Officials at both the city and the county school systems say it is unacceptable for buses to speed.

Both districts say they require their drivers — not taxpayers — to pay the citations, and ticketed drivers face a graduated series of disciplinary measures.

But the city school system's own records show that officials have an uncertain grasp on the issue. For example, a Jeep Liberty registered to the city schools' police program has accumulated 28 speed camera tickets in the city and Baltimore County, records show. Yet the school system said this week it has a record of just 15.

City school officials also acknowledge they have no way of knowing how many privately owned buses have gotten tickets while carrying public school students, because the companies aren't required to notify the district when their buses receive citations.

Using partial speed camera data provided by City Hall, The Sun identified 122 citations that were issued to privately owned buses that have each gotten five or more tickets. School district officials checked their records and found that 96 of the violations occurred with children on board.

Barber Transportation Inc.'s buses got 24 of those tickets. Company representative Veronica Robinson expressed surprise at the numbers, saying Barber monitors tickets its drivers receive. "Anything that goes beyond two, they're reprimanded and they lose their [bus] run," she said.
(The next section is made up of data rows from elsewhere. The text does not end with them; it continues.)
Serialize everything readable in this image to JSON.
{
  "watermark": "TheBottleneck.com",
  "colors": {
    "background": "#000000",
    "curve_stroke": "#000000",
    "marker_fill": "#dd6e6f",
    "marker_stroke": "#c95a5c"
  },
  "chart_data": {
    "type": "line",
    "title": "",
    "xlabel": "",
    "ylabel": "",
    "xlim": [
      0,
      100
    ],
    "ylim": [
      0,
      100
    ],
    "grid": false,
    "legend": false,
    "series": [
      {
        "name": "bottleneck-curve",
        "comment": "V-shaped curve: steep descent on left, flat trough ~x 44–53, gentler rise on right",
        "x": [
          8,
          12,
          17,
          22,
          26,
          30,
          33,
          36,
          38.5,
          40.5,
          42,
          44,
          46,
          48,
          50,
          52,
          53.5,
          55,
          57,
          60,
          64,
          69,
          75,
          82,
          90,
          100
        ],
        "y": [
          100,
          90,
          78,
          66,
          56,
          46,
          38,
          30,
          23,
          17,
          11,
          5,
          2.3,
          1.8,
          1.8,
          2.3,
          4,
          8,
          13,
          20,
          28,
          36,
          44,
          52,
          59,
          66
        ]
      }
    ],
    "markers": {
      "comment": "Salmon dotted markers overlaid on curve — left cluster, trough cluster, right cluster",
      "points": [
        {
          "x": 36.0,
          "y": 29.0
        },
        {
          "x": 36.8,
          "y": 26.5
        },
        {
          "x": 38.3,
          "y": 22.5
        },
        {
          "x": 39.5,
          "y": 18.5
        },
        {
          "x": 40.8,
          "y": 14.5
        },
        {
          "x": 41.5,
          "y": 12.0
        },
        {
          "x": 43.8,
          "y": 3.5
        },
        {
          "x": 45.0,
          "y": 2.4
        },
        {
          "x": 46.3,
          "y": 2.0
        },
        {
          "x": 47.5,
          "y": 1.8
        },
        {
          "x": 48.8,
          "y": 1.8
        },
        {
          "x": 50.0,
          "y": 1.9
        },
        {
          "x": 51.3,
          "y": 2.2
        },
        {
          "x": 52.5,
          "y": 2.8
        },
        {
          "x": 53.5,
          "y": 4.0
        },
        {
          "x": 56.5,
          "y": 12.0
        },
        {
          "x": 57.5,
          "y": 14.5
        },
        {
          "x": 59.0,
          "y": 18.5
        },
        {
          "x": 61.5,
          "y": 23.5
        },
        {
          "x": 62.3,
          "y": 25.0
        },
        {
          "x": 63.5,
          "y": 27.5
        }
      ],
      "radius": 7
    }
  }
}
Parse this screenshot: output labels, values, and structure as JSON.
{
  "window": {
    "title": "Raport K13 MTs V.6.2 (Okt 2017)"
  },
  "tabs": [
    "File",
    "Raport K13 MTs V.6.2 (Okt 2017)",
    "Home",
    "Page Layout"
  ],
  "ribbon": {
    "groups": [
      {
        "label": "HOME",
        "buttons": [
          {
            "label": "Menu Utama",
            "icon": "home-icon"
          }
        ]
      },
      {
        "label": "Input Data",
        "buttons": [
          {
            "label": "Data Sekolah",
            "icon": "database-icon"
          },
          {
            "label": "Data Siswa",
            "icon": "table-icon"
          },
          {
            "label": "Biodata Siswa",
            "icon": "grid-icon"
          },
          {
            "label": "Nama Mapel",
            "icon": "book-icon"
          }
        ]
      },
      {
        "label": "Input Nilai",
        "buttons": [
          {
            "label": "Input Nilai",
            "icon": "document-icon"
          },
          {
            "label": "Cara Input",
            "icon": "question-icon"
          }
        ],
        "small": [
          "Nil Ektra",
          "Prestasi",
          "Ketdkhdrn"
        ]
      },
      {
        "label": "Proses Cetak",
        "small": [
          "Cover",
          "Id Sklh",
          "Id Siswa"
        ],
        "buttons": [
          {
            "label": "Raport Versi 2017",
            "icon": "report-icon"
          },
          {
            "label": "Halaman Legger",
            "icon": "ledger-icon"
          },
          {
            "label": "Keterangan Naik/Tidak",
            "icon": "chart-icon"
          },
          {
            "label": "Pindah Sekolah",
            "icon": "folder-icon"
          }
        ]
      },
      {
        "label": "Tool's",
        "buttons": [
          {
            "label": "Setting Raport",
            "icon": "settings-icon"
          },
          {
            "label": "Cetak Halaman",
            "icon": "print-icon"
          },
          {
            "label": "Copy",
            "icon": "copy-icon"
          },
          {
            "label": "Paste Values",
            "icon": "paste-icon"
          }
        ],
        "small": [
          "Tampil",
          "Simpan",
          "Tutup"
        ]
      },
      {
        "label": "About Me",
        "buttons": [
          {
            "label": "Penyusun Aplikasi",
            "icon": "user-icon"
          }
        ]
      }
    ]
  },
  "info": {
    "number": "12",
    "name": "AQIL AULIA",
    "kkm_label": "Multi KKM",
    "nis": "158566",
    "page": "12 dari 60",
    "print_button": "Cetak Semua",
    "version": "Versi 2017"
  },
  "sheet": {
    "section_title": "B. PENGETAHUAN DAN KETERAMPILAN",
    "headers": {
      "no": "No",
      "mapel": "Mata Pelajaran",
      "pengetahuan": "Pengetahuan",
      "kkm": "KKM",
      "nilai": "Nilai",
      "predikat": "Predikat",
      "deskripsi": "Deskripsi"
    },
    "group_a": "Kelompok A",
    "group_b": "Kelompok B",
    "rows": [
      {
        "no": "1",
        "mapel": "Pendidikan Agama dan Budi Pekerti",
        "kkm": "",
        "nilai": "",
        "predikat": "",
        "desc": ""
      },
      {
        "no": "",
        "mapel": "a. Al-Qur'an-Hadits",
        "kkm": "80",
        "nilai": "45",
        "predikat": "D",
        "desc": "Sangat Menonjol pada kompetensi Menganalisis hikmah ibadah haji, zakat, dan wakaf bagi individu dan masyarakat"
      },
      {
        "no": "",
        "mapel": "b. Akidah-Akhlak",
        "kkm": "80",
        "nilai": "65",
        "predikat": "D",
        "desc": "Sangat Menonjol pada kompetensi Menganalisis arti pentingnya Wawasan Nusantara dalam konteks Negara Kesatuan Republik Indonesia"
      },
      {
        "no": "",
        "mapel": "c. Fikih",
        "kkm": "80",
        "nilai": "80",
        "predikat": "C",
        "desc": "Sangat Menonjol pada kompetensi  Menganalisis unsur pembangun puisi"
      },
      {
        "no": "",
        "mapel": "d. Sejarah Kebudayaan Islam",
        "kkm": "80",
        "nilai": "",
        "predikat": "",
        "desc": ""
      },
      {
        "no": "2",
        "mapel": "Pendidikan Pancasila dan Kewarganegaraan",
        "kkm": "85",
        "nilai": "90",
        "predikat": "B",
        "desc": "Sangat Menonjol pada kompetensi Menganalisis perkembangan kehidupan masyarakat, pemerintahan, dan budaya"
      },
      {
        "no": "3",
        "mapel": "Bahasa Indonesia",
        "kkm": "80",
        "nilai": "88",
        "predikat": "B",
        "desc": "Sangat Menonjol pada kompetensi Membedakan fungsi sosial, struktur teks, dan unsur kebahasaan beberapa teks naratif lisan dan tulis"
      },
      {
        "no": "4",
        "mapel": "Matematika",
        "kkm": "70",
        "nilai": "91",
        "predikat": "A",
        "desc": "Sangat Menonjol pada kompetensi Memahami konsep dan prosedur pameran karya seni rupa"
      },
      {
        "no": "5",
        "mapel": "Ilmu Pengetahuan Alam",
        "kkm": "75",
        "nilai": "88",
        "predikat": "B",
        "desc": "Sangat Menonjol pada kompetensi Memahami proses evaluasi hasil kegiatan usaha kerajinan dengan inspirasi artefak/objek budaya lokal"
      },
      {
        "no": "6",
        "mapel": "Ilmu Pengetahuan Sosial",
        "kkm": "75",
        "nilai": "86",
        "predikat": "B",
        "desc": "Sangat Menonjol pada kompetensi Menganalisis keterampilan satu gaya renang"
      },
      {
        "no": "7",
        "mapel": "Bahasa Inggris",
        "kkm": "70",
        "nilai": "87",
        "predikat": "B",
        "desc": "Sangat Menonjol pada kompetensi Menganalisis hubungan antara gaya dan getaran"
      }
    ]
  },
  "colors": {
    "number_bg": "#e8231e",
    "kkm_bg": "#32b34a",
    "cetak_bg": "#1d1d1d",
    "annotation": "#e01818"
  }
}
The most that any driver has gotten was four, she said, and "he's no longer working here."

A Barber bus that has gotten 15 citations, at least eight while students were aboard, is a "spare bus and is driven by numerous drivers," Robinson said. On Jan. 13, a camera detected that bus going 57 mph in a 25 mph zone on Hillen Road, not far from Yorkwood Elementary School.

Rams Bus Service owner Karen Vora questioned school system figures showing four of her company's buses amassed a combined 25 speed camera tickets with students aboard (and five more with none aboard). Asked about the tickets, she said none of her drivers have gotten more than two, and she said her six or seven current drivers rotate driving duties among the buses.

Any speed camera ticket is unacceptable, Vora said: "Whether there are kids or not, they should not be speeding — that's the bottom line."

Representatives of several other companies whose buses got tickets declined to comment or did not return calls.

In a statement to The Sun, the city school system said it will begin requiring contractors to report speed camera tickets, at least when a driver gets more than one. As school bus contracts are renewed, "we will be asking that they monitor and respond swiftly and appropriately to speeding by their drivers and that they inform our transportation office of drivers who have received multiple citations."

The absence of such a reporting requirement alarms the Parent and Community Advisory Board, a city schools' parent organization.